Quand les programmes Prom’Art et Routes Commerciales ont été sabordés par Harper, le Ministère québécois de la Culture et de la Condition féminine a fait de son mieux pour réparer les pots cassés par le fédéral.  Même si elle manque de poigne, la ministre Christine St-Pierre s’avère la plupart du temps à la hauteur des combats à mener pour les artistes.  Dans le dossier de la loi C-32 sur le droit d’auteur, elle a promis de lutter aussi fort que possible contre la vision du gouvernement Harper.  Elle a aussi eu un comportement admirable devant l’affaire Cantat, refusant de céder au discours moralisateur ambiant pour se porter à la défense de la liberté artistique.  C’était la moindre des choses, diront certains, mais ce n’est pas l’attitude qu’a adoptée son homologue fédéral.

Je souhaite donc que l’on puisse se fier sur le Ministère de la Culture du Québec, qui agira dans la mesure de ses modestes moyens.

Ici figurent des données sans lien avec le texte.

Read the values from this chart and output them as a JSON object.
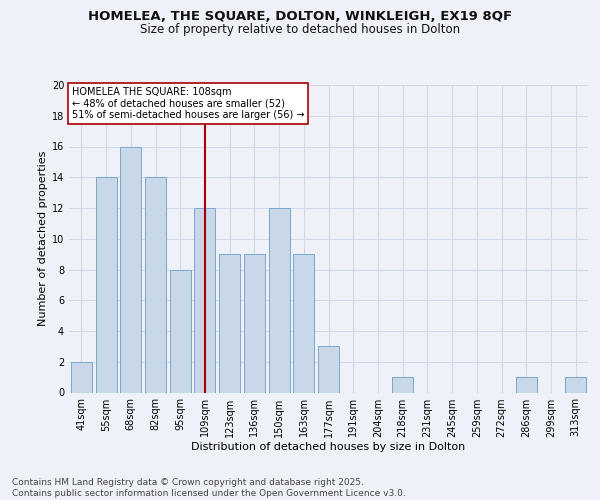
{
  "title1": "HOMELEA, THE SQUARE, DOLTON, WINKLEIGH, EX19 8QF",
  "title2": "Size of property relative to detached houses in Dolton",
  "xlabel": "Distribution of detached houses by size in Dolton",
  "ylabel": "Number of detached properties",
  "categories": [
    "41sqm",
    "55sqm",
    "68sqm",
    "82sqm",
    "95sqm",
    "109sqm",
    "123sqm",
    "136sqm",
    "150sqm",
    "163sqm",
    "177sqm",
    "191sqm",
    "204sqm",
    "218sqm",
    "231sqm",
    "245sqm",
    "259sqm",
    "272sqm",
    "286sqm",
    "299sqm",
    "313sqm"
  ],
  "values": [
    2,
    14,
    16,
    14,
    8,
    12,
    9,
    9,
    12,
    9,
    3,
    0,
    0,
    1,
    0,
    0,
    0,
    0,
    1,
    0,
    1
  ],
  "bar_color": "#c8d8e8",
  "bar_edge_color": "#7aa8cc",
  "vline_x_index": 5,
  "vline_color": "#aa0000",
  "annotation_text": "HOMELEA THE SQUARE: 108sqm\n← 48% of detached houses are smaller (52)\n51% of semi-detached houses are larger (56) →",
  "annotation_box_color": "#ffffff",
  "annotation_box_edge_color": "#aa0000",
  "ylim": [
    0,
    20
  ],
  "yticks": [
    0,
    2,
    4,
    6,
    8,
    10,
    12,
    14,
    16,
    18,
    20
  ],
  "grid_color": "#d0d8e8",
  "background_color": "#eef2f8",
  "footer_text": "Contains HM Land Registry data © Crown copyright and database right 2025.\nContains public sector information licensed under the Open Government Licence v3.0.",
  "title_fontsize": 9.5,
  "subtitle_fontsize": 8.5,
  "axis_label_fontsize": 8,
  "tick_fontsize": 7,
  "annotation_fontsize": 7,
  "footer_fontsize": 6.5
}
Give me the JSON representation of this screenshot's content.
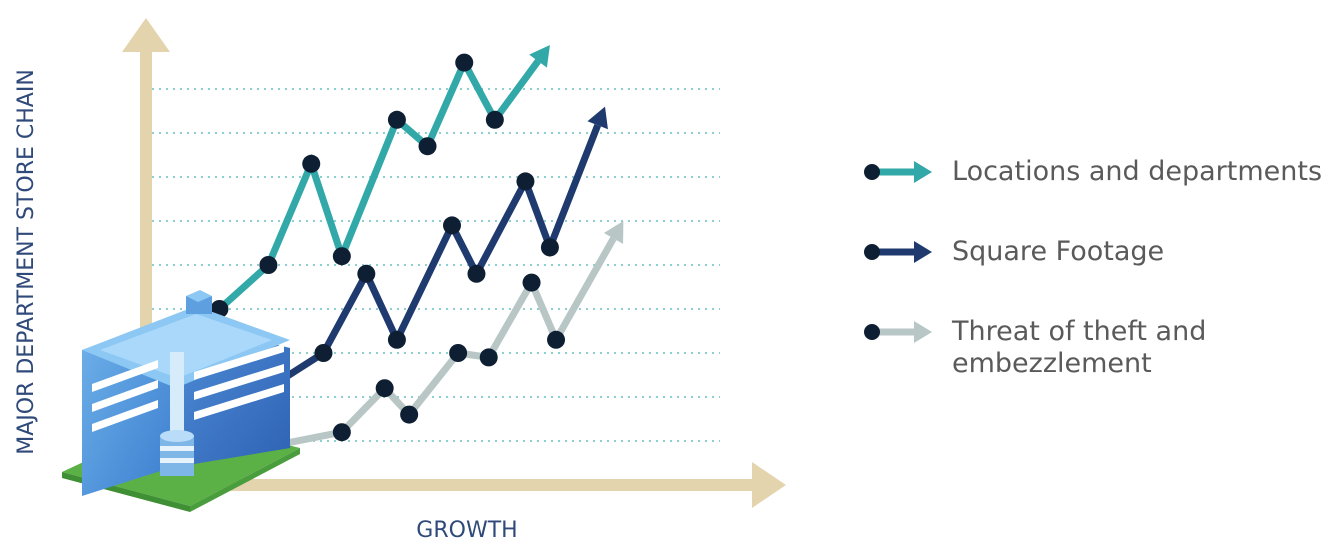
{
  "chart_data": {
    "type": "line",
    "xlabel": "GROWTH",
    "ylabel": "MAJOR DEPARTMENT STORE CHAIN",
    "xlim": [
      0,
      10
    ],
    "ylim": [
      0,
      10
    ],
    "grid": true,
    "legend_position": "right",
    "series": [
      {
        "name": "Locations and departments",
        "color": "#32a8a8",
        "points": [
          [
            1.2,
            4.0
          ],
          [
            2.0,
            5.0
          ],
          [
            2.7,
            7.3
          ],
          [
            3.2,
            5.2
          ],
          [
            4.1,
            8.3
          ],
          [
            4.6,
            7.7
          ],
          [
            5.2,
            9.6
          ],
          [
            5.7,
            8.3
          ]
        ],
        "arrow_to": [
          6.6,
          10.0
        ]
      },
      {
        "name": "Square Footage",
        "color": "#1f3a6e",
        "points": [
          [
            2.0,
            2.2
          ],
          [
            2.9,
            3.0
          ],
          [
            3.6,
            4.8
          ],
          [
            4.1,
            3.3
          ],
          [
            5.0,
            5.9
          ],
          [
            5.4,
            4.8
          ],
          [
            6.2,
            6.9
          ],
          [
            6.6,
            5.4
          ]
        ],
        "arrow_to": [
          7.5,
          8.6
        ]
      },
      {
        "name": "Threat of theft and embezzlement",
        "color": "#b8c6c6",
        "points": [
          [
            2.1,
            0.9
          ],
          [
            3.2,
            1.2
          ],
          [
            3.9,
            2.2
          ],
          [
            4.3,
            1.6
          ],
          [
            5.1,
            3.0
          ],
          [
            5.6,
            2.9
          ],
          [
            6.3,
            4.6
          ],
          [
            6.7,
            3.3
          ]
        ],
        "arrow_to": [
          7.8,
          6.0
        ]
      }
    ]
  },
  "colors": {
    "axis": "#e3d4ad",
    "grid": "#8ccfcf",
    "point": "#0f1f33",
    "label": "#2f4a7a"
  },
  "icons": [
    "office-building-icon"
  ]
}
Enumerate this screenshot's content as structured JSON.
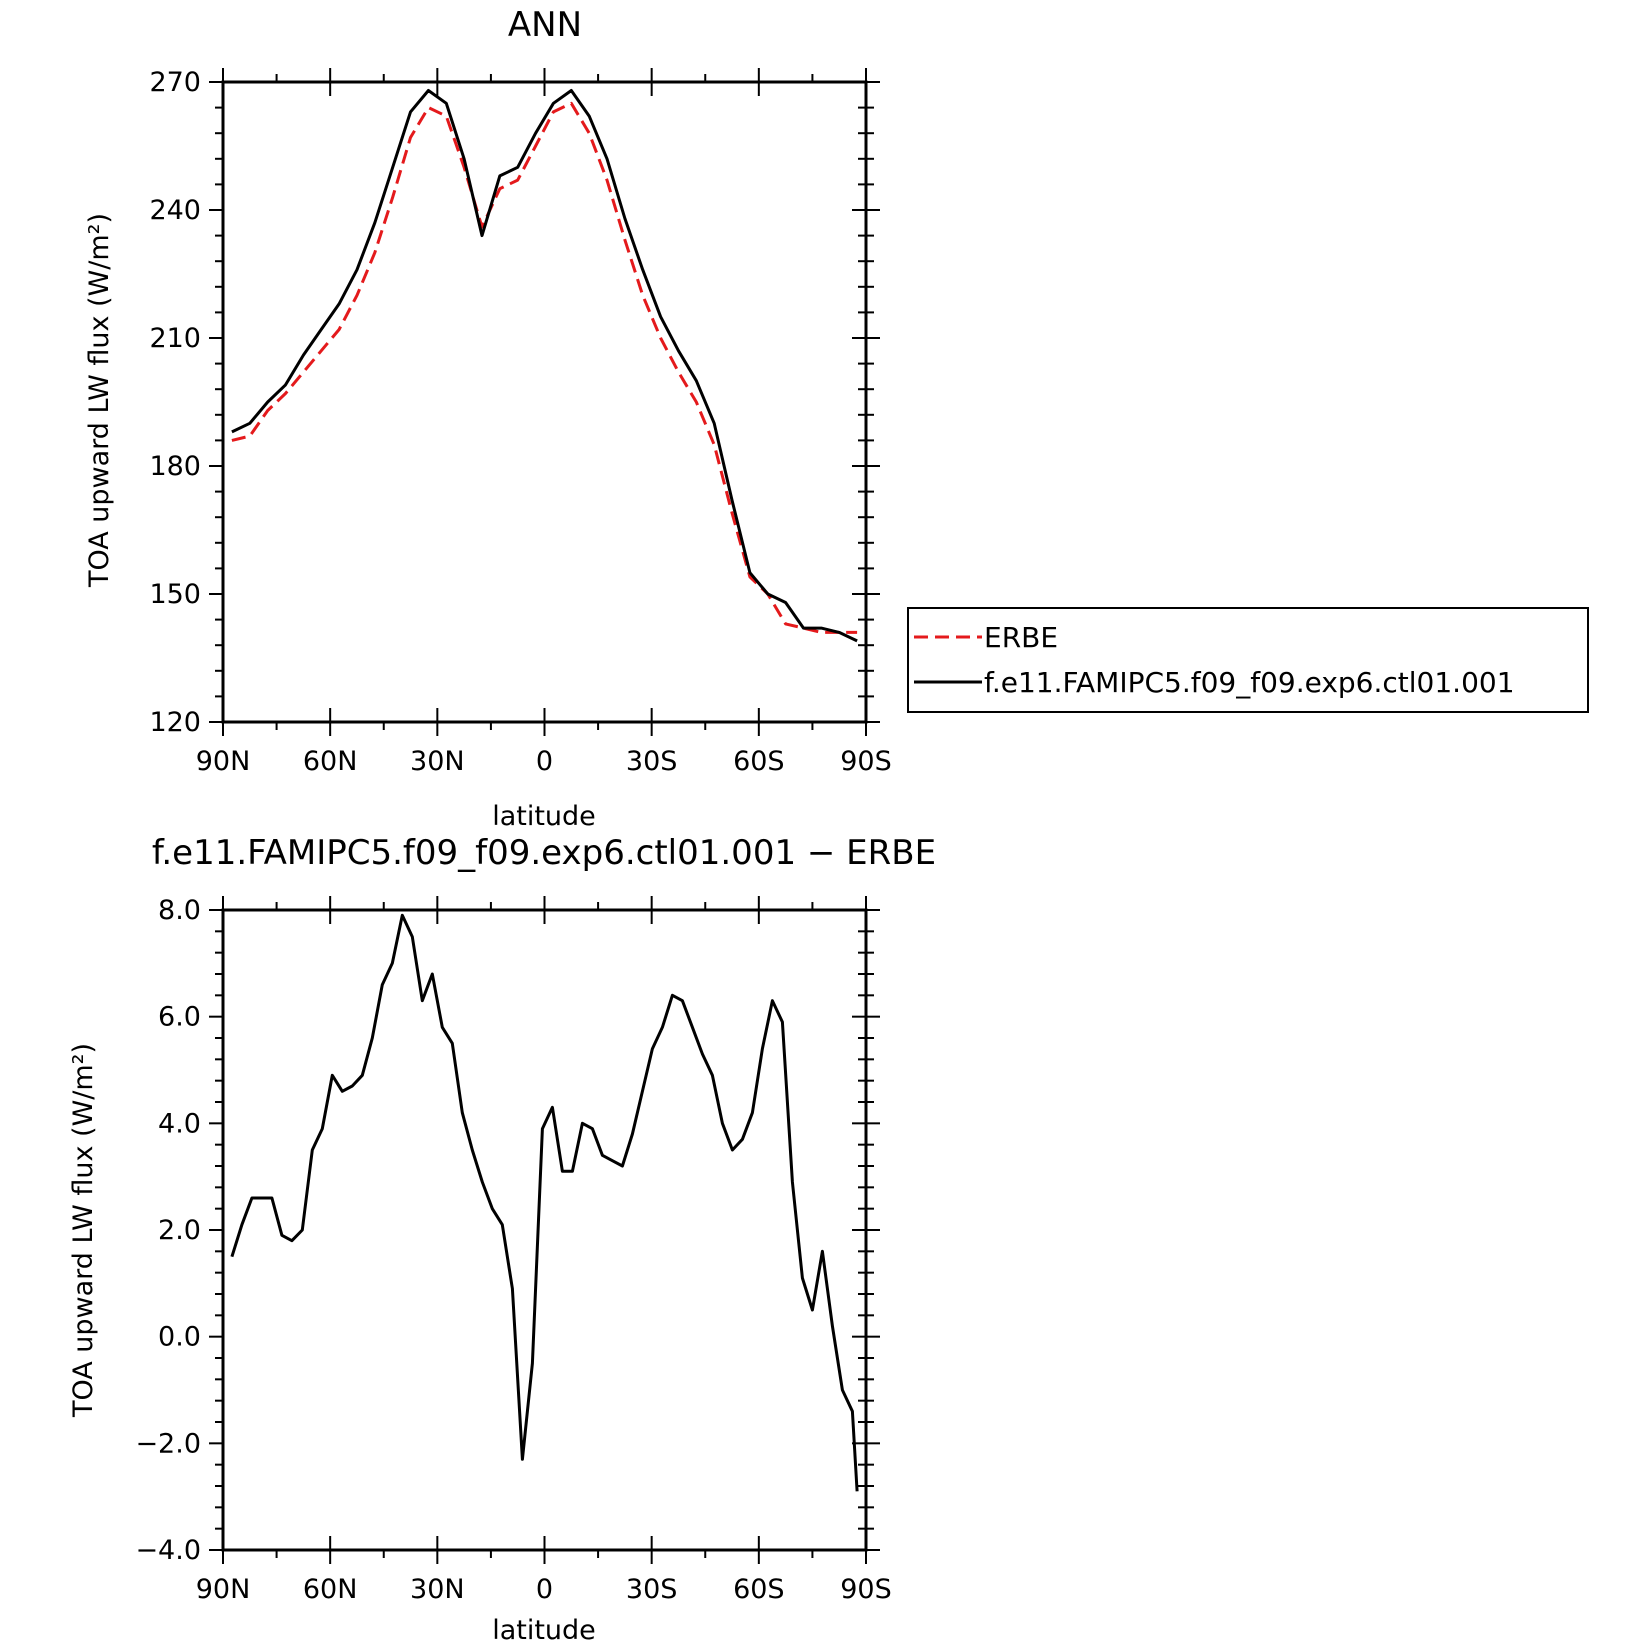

Mais j’espère que la situation nous réveillera et nous fera élire aux prochaines élections provinciales un gouvernement péquiste qui remettra la souveraineté au centre de son action et ne réduira pas l’art et la culture à néant.  Un gouvernement qui, en reprenant le contrôle sur la totalité des fonds publics, donnera à son Conseil des Arts les moyens de son action et qui ne sabotera pas les structures sociales que le Québec s’est donné à sa sortie de la Grande Noirceur.  Je souhaite bien sûr un gouvernement capable de remettre en question le fonctionnement de ses institutions (car il y a là un énorme travail à faire), mais il est absurde de mettre partout la hache, qui plus est lorsqu’on le fait simplement au nom de la rentabilité et qu’on n’arrive plus à voir le monde autrement que comme un marché à ciel ouvert.

Cela, même le PQ doit le garder en tête.  Il est loin d’être à l’abri de la montée de la droite et n’est plus le parti progressiste de l’époque de René Lévesque.  Mais il est le seul parti à pouvoir faire du Québec un pays dans lequel différentes visions pourront se faire entendre, à l’abri des chasseurs CF-18  et de l’obsession maladive de la sécurité.